Carneiro conta ainda que “a maconha é uma planta que tem sua origem primordial na Ásia Central. Foi o comércio árabe que a trouxe para a África e depois ela foi usada na Europa, sobretudo como insumo naval: era obrigatório o plantio nas colônias para fazer a corda dos navios, a estopa, o velame, enfim, tudo que era tecido”.

Ainda de acordo com o historiador, a chegada do mercado e a apropriação da planta pelo capitalismo podem ser positivas. “Esse caminho vem sendo o caminho de institucionalização internacional, a partir dos EUA. Começou com um movimento muito forte na Califórnia. Lá, se conquistou a opinião pública com a realização de plebiscitos, entre outras ações, e que consagrou o uso medicinal.

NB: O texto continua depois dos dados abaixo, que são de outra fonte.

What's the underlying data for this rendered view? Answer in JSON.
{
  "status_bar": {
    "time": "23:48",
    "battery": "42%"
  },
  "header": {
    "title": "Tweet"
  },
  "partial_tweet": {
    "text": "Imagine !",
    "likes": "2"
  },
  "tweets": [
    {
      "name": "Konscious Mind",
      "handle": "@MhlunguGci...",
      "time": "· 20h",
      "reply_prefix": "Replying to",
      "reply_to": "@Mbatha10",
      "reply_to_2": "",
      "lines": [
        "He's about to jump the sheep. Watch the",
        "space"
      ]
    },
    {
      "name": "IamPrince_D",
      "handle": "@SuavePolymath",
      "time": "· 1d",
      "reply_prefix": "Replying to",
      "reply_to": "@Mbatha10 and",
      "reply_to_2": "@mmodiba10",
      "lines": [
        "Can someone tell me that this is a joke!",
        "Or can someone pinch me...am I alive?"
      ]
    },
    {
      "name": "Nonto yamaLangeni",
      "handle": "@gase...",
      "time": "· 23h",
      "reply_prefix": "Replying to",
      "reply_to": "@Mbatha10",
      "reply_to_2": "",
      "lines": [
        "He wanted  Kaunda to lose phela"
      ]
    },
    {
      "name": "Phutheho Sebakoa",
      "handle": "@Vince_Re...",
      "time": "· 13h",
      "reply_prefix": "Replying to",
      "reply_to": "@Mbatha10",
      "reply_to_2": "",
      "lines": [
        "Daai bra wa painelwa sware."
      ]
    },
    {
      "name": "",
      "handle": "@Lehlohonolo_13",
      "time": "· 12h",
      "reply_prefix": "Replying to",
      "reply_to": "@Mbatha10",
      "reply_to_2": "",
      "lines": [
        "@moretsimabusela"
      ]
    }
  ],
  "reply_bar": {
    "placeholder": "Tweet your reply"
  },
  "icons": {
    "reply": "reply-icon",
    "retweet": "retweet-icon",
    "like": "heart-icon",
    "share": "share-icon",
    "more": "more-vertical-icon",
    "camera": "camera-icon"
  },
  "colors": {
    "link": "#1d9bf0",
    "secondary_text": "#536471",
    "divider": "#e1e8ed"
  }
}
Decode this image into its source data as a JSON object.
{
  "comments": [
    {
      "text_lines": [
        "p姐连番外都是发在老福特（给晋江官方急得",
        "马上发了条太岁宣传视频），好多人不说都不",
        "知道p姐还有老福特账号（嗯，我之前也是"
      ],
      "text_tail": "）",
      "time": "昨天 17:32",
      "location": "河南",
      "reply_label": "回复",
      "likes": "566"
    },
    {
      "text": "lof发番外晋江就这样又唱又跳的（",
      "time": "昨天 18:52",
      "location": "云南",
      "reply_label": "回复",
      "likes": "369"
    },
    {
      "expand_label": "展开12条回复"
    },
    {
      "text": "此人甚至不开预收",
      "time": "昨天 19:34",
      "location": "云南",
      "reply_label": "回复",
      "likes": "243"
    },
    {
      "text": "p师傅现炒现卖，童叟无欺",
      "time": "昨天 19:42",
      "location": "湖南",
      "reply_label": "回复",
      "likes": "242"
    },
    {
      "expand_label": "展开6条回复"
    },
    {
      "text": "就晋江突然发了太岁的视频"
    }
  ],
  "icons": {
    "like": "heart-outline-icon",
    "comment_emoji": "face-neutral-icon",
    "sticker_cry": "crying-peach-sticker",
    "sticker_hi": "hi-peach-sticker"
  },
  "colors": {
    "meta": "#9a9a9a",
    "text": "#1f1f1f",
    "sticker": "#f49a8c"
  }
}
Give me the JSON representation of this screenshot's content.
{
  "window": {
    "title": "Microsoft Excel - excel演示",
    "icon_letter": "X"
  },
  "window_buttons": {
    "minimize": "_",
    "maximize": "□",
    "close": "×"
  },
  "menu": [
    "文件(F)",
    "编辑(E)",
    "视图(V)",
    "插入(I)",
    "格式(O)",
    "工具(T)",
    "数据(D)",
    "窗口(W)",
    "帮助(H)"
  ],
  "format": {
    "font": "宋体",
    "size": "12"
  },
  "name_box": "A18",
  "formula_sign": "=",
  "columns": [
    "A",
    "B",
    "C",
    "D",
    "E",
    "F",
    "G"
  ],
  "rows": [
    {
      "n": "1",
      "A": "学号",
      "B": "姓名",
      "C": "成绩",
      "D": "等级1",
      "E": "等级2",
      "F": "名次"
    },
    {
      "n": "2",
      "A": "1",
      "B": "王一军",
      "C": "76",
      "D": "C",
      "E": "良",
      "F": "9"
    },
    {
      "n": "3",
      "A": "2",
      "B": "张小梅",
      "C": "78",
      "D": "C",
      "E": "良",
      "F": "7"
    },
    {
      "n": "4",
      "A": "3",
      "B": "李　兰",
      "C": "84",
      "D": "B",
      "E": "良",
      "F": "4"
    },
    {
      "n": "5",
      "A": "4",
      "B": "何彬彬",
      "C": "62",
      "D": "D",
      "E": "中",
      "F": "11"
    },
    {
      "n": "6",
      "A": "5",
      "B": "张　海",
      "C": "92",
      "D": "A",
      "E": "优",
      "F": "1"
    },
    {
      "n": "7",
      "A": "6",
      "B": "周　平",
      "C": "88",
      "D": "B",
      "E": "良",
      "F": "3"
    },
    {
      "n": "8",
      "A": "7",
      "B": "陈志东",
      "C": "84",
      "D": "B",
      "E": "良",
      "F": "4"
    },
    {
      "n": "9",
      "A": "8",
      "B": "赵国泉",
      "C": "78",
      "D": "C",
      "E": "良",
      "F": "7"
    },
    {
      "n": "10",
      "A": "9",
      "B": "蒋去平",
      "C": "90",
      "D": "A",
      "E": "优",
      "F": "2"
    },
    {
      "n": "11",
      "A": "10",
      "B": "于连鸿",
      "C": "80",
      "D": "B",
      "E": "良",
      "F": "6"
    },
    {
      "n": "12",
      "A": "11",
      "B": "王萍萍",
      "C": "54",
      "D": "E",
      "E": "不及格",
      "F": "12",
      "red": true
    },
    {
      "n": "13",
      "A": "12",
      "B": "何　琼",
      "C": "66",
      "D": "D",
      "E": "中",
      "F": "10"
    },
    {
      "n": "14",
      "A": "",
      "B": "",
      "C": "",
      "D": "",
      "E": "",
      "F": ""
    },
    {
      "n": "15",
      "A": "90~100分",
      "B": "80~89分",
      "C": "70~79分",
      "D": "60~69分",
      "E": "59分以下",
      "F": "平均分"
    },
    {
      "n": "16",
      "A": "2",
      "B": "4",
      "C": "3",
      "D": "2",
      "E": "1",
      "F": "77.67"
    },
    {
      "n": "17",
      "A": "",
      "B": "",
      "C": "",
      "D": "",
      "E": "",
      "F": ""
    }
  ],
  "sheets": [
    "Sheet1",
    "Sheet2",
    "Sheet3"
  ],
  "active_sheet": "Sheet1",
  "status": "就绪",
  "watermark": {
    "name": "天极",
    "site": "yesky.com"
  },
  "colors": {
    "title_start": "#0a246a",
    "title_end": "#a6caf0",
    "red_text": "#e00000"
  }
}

A partir daí, se normalizou a relação com a maconha. Isso é um mercado de uma potência emergente incontornável, se tornou uma indústria das mais rentáveis em um período, agora, de profunda crise, de enorme depressão internacional. A demanda por esse produto vai crescer”, prevê.

Com o consenso quase garantido entre ativistas, políticos, empresários e pesquisadores, o caminho pode estar aberto para a nova legislação. Porém, obstáculos importantes, como o imposto pelo presidente da República, pode atrasar ou fazer sucumbir o projeto. Para Fernando Henrique Cardoso, só há um caminho: “Na prática, precisamos convencer. Convencer, na etimologia, é vencer junto. Ou você convence, ou não vence. É a mesma coisa nessa questão que estamos discutindo aqui. É preciso que haja uma pregação do que se trata, e não podemos passar a sensação equivocada de que estamos disseminando o mal”.